I write above about distractions from what has really been going on.

Our darling Irish Wolfhound, Silver, passed away two weeks ago after walking a long declining path. He's been my best friend for eight years--smart, funny, charming and demanding. It broke our hearts to see this big strong boy weaken with pain, stop eating, and finally have to be lifted into the taxi-van (I can't say enough about these good people) that took him to the vet. 
Where is my hero, my heart, my hound?
Where does he prance, my bright pawed darling?
In the fields where rabbits run, and roses are always blooming.

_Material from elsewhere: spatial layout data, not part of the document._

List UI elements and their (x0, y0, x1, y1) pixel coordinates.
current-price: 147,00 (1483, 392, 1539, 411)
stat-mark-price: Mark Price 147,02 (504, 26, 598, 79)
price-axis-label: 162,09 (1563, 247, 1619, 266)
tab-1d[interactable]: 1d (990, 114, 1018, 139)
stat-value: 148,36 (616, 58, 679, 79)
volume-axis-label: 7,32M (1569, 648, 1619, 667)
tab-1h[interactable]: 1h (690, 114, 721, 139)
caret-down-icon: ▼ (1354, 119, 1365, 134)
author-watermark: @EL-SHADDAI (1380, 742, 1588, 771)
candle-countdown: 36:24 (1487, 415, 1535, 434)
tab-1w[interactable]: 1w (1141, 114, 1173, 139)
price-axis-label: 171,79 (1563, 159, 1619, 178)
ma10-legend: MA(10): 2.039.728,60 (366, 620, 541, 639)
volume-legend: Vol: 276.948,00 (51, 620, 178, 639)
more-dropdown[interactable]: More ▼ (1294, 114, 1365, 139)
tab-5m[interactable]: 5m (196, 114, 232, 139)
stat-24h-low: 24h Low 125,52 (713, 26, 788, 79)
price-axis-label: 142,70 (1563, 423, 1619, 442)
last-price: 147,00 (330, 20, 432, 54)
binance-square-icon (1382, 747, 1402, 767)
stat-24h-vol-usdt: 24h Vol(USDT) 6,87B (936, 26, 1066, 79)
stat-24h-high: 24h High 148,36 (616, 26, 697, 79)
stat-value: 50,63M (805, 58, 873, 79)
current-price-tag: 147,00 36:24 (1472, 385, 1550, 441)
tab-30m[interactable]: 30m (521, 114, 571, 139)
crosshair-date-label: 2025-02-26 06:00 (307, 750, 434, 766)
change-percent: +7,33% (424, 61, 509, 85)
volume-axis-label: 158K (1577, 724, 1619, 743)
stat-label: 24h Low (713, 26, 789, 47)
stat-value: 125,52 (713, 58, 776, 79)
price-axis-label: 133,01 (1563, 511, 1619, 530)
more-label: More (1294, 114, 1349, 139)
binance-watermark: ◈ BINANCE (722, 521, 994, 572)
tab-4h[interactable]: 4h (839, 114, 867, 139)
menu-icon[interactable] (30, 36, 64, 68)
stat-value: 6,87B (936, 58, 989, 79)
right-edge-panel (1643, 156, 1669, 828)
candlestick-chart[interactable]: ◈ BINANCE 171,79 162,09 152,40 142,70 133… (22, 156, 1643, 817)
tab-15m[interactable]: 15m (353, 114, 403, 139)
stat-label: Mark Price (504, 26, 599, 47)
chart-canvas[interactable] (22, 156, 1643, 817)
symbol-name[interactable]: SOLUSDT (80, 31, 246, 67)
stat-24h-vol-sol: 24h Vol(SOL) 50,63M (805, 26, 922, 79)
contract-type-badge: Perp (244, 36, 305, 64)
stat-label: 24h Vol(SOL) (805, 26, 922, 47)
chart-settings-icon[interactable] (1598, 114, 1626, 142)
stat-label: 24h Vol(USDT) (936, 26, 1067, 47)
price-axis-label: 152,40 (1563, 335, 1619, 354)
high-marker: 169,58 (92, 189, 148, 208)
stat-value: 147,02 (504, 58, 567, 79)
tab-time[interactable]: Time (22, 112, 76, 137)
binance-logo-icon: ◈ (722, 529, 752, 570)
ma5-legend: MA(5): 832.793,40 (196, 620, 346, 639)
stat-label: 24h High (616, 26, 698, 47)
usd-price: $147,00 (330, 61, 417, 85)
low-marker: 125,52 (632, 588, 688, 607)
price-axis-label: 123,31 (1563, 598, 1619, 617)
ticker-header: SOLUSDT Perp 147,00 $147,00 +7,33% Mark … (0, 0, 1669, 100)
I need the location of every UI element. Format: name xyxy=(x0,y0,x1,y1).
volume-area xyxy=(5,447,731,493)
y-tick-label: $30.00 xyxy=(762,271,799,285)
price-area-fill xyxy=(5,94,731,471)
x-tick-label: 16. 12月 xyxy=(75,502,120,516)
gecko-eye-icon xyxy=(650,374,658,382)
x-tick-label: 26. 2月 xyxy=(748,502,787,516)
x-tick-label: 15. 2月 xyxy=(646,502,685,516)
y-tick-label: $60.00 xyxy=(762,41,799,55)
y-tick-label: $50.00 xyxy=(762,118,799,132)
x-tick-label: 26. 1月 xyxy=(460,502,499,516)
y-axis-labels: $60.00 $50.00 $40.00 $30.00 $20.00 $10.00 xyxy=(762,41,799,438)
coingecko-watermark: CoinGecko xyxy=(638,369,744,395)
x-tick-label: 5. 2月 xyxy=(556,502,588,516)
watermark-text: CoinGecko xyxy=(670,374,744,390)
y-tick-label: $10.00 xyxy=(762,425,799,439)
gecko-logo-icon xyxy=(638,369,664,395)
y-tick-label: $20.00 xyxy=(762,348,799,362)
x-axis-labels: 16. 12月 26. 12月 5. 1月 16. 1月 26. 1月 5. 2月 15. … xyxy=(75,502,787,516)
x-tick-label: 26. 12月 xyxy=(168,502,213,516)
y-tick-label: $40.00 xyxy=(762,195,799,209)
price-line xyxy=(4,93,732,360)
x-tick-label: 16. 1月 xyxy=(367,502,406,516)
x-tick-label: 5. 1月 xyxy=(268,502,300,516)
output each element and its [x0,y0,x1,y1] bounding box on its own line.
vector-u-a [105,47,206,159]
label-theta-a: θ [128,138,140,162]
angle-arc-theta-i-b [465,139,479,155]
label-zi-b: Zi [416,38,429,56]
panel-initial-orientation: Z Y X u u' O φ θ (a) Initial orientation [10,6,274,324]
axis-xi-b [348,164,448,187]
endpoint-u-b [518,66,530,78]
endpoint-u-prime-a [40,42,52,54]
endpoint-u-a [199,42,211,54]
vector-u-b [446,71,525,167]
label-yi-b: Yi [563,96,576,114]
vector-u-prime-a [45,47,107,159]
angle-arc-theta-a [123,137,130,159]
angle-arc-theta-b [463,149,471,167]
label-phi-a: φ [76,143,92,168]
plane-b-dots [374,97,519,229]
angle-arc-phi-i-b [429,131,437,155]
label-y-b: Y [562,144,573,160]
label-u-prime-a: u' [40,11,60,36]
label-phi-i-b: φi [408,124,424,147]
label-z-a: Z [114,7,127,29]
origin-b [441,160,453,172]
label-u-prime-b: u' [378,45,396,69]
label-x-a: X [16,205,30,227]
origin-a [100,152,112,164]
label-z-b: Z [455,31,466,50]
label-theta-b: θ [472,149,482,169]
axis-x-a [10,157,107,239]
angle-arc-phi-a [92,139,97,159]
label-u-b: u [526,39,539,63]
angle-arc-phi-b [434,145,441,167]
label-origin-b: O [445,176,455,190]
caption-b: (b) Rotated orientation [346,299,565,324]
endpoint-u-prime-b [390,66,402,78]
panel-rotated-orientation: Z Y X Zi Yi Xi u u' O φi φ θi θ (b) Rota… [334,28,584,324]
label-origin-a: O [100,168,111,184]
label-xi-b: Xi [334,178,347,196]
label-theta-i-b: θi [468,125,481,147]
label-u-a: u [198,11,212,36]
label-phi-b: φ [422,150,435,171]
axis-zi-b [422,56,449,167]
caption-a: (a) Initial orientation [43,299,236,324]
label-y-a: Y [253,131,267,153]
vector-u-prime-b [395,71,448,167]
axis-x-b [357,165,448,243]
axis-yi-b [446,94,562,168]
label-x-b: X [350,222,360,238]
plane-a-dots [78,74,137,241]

I was prepared for Silver's dying, but not for his being gone.  It's one thing to see the end of his suffering. As a student reminded me, putting a pet down is the final act of love. But Silver started and ended our days. He woke us in the morning, alerted us to strangers, oversaw cooking and eating, and, peeking around corners, grinned at us from doorways when he wanted a treat. 

I look for him everywhere, but all I can see is absence, in the shape of a dog.